- Theatrical release poster
- Directed by: Carl Reiner
- Written by: Leslie Dixon
- Produced by: Tom Joyner Bonnie Bruckheimer Leslie Dixon
- Starring: Bette Midler; Dennis Farina; Paula Marshall; Gail O'Grady; David Rasche; Danny Nucci;
- Cinematography: Steve Mason
- Edited by: Richard Halsey
- Music by: Patrick Williams
- Production company: The Bubble Factory
- Distributed by: Universal Pictures
- Release date: April 4, 1997;
- Running time: 105 minutes
- Country: United States
- Language: English
- Budget: $35 million
- Box office: $16.6 million

= That Old Feeling (film) =

That Old Feeling is a 1997 American romantic comedy film directed by Carl Reiner, his final film as director before his death in 2020. It stars Bette Midler and Dennis Farina.

== Plot ==
Molly de Mora invites her divorced parents to her wedding, where they see each other for the first time in 14 years. During the reception a shouting match between the two ensues. Following this, their spark is rekindled. Over the next few days they fall in love again and run off together, thereby upsetting the newlyweds' honeymoon and their respective (current) spouses. If the scandal was made public it would be more controversial than usual, since the bride's husband hopes to stand for election to Congress. After searching for her parents and getting to know Joey Donna, her mother's number one paparazzi nicknamed "The Cockroach", whom she hires to help her find them, Molly decides that her parents deserve a chance to be together and gives them her honeymoon to Hawaii. When Keith objects to her decision, it is revealed that he slept with her stepmother. Knowing now that her marriage was a mistake, Molly runs off with Joey as her parents run off to Hawaii.

==Production==
It was written by Leslie Dixon, who also wrote Bette Midler's 1987 film Outrageous Fortune.

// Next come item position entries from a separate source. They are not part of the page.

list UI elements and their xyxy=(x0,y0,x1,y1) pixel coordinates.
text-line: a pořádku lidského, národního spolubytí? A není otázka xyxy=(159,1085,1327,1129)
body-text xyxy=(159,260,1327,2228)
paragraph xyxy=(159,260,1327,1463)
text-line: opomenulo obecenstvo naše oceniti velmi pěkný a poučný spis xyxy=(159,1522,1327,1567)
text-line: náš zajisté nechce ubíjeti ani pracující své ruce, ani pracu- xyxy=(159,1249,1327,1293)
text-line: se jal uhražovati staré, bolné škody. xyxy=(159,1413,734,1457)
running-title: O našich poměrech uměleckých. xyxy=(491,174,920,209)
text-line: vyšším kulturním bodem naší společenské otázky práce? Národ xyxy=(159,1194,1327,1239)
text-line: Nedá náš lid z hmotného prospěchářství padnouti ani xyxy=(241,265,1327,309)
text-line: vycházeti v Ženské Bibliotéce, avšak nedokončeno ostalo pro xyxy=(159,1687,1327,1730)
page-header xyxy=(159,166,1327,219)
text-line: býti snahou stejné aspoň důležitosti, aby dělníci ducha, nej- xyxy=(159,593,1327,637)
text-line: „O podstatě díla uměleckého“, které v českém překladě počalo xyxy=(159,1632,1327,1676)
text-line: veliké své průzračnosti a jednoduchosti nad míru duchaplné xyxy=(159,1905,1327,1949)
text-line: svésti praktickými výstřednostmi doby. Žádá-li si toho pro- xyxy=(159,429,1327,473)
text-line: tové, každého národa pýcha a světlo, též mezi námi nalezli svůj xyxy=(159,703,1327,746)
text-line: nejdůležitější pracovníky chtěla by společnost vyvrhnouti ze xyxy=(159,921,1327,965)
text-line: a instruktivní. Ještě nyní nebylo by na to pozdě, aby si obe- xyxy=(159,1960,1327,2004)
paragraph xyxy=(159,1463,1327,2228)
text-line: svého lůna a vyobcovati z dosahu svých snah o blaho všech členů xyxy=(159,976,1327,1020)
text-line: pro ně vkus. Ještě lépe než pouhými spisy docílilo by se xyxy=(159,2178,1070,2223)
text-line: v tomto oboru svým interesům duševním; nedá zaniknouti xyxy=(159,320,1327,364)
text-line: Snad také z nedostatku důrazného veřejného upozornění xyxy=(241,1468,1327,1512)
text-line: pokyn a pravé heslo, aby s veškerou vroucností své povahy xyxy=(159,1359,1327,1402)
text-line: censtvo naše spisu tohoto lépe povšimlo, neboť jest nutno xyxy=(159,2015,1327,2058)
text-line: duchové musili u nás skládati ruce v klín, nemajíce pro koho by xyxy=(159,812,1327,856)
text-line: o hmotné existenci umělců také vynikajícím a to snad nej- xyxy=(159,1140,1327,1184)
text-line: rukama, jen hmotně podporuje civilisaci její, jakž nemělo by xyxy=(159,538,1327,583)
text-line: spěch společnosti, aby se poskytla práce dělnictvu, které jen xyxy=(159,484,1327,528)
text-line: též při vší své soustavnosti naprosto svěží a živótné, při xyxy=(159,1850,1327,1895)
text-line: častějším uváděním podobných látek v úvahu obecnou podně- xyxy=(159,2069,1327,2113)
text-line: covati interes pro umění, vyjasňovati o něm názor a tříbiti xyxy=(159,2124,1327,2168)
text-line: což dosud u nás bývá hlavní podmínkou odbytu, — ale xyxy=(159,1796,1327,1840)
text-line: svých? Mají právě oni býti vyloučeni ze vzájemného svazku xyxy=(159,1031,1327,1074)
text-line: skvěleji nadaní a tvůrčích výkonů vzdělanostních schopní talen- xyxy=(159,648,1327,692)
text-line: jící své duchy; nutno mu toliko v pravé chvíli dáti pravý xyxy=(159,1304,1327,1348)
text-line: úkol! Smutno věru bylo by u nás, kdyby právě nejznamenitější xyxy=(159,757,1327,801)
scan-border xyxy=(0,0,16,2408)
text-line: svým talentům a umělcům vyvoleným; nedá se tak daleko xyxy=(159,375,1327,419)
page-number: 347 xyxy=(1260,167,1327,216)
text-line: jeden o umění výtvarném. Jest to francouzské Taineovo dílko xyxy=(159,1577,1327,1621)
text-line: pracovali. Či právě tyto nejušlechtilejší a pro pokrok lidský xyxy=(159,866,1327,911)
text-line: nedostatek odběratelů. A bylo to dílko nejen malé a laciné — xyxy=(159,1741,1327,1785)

Dixon came up with the idea for That Old Feeling in the early 1990s, after watching her own divorced parents act friendly to each other. She specifically had Midler in mind, who liked the original spec script, but was locked into an exclusive contract with Disney at the time. Because of this, Dixon had to wait several years for Midler to become available before she could proceed with the project. When Dennis Farina got cast as Midler's husband, she rewrote his character as a crime novelist, in order to accommodate his gruff persona.

Paula Marshall and Danny Nucci, whose characters hook up at the end of the film, both ended up divorcing their spouses in 1998, and married each other in October 2003.

==Release==
The film was released by Universal Pictures and opened at No. 4 at the North American box office during April 1997, making $5.1 million USD in its opening weekend. It was one of the last films to feature Universal's 1990 opening logo, with a new logo debuting in May 1997 for the release of The Lost World: Jurassic Park. This logo would continue to be used until 2012, and it replaces the 1990 logo on some later prints of That Old Feeling.

==Reception==
That Old Feeling met with mixed reviews from critics, with a 43% rating on Rotten Tomatoes based on 14 reviews.

Lawrence Van Gelder gave the film a positive review in The New York Times, calling it a "raucous, high-spirited romantic comedy, which zips along under the direction of Carl Reiner, working from a script by the sharp-witted Leslie Dixon." Los Angeles Times critic John Anderson stated that it was a "very traditional comedy in a surreal sort of way" and "generally fun, thanks to old pros Midler and Farina, and Nucci, who plays Joey as a combination Joe Pesci-Jerry Lewis." Chris Hicks of Deseret News labelled it an "anti-family values comedy", and claimed "the film never quite lives up to its first feisty 15 or 20 minutes." The Chicago Tribunes Mark Caro criticized the film, writing, "Instead of focusing on how this couple re-explores their relationship after 14 years of estrangement, the movie scatters its attentions among a group of mostly unpleasant characters. Marshall projects a good-humored sweetness as Molly, but Denton's Keith is a stuffed shirt from the start, which is explained by the easy joke that he's a Republican. Lilly's husband, Alan (David Rasche), is a spineless New Agey therapist, and Dan's wife, Rowena, is a plastic surgery-enhanced shrew portrayed by former NYPD Blue bombshell Gail O'Grady, who's too young to be playing such a gross caricature."

It was subsequently released to VHS on October 7, 1997, and then to DVD on April 28, 1998. In January 1998, Siskel and Ebert included That Old Feeling on their "Worst Films of 1997" episode.